Scott Peterson's murder trial veered Wednesday from whether he killed his pregnant wife to whether charges should be dropped because a detective allegedly lied on the stand.
At issue was testimony from Modesto police Detective Allen Brocchini, the man who first led the investigation into the disappearance of Laci Peterson.
Judge Alfred A. Delucchi had planned a closed-door discussion of a defense request to declare a mistrial or dismiss the charges outright. But appeals from lawyers representing news organizations resulted in a public debate. During the exchange, Delucchi indicated that defense lawyer Mark Geragos claims Brocchini fabricated testimony to support the prosecution's case.
Jurors were not present for the exchange.
Delucchi has rejected two mistrial requests from Geragos during the trial's seven weeks. Legal experts said a mistrial or dismissal is highly unlikely in the latest instance.
Geragos has claimed authorities were determined to get a high-profile conviction at any cost. His latest example - and potentially the most harmful to prosecutors - is Brocchini's testimony about a tip he received several days after the remains of Laci Peterson and the couple's fetus washed onto a San Francisco Bay shore.
The tipster alleged that, in 1995, Scott Peterson mentioned that he would dispose of a body by sinking it in the ocean. Brocchini testified last month he didn't consider the information credible and shelved it.
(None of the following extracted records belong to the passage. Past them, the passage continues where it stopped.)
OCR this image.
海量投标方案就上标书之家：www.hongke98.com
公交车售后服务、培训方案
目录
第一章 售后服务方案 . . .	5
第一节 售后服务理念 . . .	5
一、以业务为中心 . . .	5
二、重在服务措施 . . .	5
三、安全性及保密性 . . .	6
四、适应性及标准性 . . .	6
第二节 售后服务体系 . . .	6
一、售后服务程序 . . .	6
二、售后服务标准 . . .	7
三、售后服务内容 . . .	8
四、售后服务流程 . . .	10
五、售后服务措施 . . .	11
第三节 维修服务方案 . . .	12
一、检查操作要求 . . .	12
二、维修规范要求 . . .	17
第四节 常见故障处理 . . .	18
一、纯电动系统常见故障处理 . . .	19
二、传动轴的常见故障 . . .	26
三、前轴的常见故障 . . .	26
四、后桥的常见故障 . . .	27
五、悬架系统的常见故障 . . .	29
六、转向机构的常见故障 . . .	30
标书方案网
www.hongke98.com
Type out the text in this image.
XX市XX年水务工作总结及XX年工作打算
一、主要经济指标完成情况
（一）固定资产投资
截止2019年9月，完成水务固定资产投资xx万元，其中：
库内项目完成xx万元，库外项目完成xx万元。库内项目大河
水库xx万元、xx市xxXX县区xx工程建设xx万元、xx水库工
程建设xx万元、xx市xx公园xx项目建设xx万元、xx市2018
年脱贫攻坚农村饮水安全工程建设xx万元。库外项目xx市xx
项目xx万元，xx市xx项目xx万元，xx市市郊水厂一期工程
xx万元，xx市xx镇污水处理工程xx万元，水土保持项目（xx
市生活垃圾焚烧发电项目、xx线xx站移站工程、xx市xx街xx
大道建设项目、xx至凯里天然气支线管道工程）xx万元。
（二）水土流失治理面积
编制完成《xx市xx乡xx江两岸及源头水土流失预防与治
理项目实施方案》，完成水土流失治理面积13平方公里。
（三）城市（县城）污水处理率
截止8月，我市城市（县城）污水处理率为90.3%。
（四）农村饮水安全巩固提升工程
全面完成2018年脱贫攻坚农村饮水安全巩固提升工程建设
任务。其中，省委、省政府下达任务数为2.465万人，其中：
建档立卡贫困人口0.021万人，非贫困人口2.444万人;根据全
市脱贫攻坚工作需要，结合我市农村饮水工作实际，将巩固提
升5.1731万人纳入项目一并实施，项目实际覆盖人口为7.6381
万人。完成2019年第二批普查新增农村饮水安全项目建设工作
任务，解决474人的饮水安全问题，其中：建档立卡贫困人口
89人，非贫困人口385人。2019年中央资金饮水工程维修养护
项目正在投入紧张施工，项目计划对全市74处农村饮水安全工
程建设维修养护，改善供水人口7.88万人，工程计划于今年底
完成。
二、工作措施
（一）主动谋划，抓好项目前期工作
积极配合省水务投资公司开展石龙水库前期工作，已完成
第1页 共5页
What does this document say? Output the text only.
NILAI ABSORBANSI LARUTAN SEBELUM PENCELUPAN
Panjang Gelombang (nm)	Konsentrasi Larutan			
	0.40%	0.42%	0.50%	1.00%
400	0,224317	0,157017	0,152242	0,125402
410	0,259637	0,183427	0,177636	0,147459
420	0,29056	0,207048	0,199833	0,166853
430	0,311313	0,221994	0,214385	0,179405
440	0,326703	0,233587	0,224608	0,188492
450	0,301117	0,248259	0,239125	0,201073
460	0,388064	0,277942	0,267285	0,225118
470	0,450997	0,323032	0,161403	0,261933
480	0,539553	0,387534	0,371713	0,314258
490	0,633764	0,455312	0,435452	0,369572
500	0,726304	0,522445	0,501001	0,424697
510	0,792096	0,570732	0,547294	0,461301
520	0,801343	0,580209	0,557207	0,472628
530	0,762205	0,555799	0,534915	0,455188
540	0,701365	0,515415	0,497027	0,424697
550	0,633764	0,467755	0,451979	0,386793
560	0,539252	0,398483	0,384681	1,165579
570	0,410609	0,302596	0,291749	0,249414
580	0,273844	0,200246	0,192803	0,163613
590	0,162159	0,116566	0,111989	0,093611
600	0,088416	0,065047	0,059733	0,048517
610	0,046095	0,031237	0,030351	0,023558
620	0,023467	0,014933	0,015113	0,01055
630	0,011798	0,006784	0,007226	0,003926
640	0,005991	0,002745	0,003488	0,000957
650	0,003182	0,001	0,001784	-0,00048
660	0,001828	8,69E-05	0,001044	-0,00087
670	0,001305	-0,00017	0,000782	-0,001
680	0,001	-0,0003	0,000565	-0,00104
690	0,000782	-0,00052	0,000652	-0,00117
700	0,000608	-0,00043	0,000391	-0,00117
He also said the tipster alleged Peterson said he would "tie a bag around the neck with duct tape" - a potentially damaging assertion because police said duct tape was found on Laci Peterson's badly decomposed torso.
A source who has heard a tape of Brocchini's interview with the tipster told The Associated Press that the man never mentioned duct tape, implying Brocchini lied on the stand.
Prosecutors allege Peterson murdered his wife in their Modesto home on or around Dec. 24, 2002, then dumped the weighted-down body in the bay. Police arrested Peterson after the remains were found in April 2003 near where he claims to have gone fishing alone that Christmas Eve morning.
On Wednesday, Geragos called Brocchini's testimony an "intentional and willful violation." He has argued that Peterson was framed by someone who knew his widely reported alibi.
The judge deferred a decision on what to do about Brocchini's testimony until July 29. Delucchi has been inclined to discuss such motions in private, but indicated Wednesday the hearing would be open if lawyers could argue their positions without revealing information that could taint jurors who might - improperly - be following the case in the press.
Geragos wants to discredit Brocchini even more by trotting out a 1998 home invasion robbery case in Modesto which Brocchini investigated.
Brocchini's testimony caused a mistrial after a Stanislaus County judge ruled his comments might have prejudiced the jury, according to court documents. Despite the judge's admonitions, Brocchini told jurors he wanted to talk with one defendant about another robbery in which "he may or may not have been involved."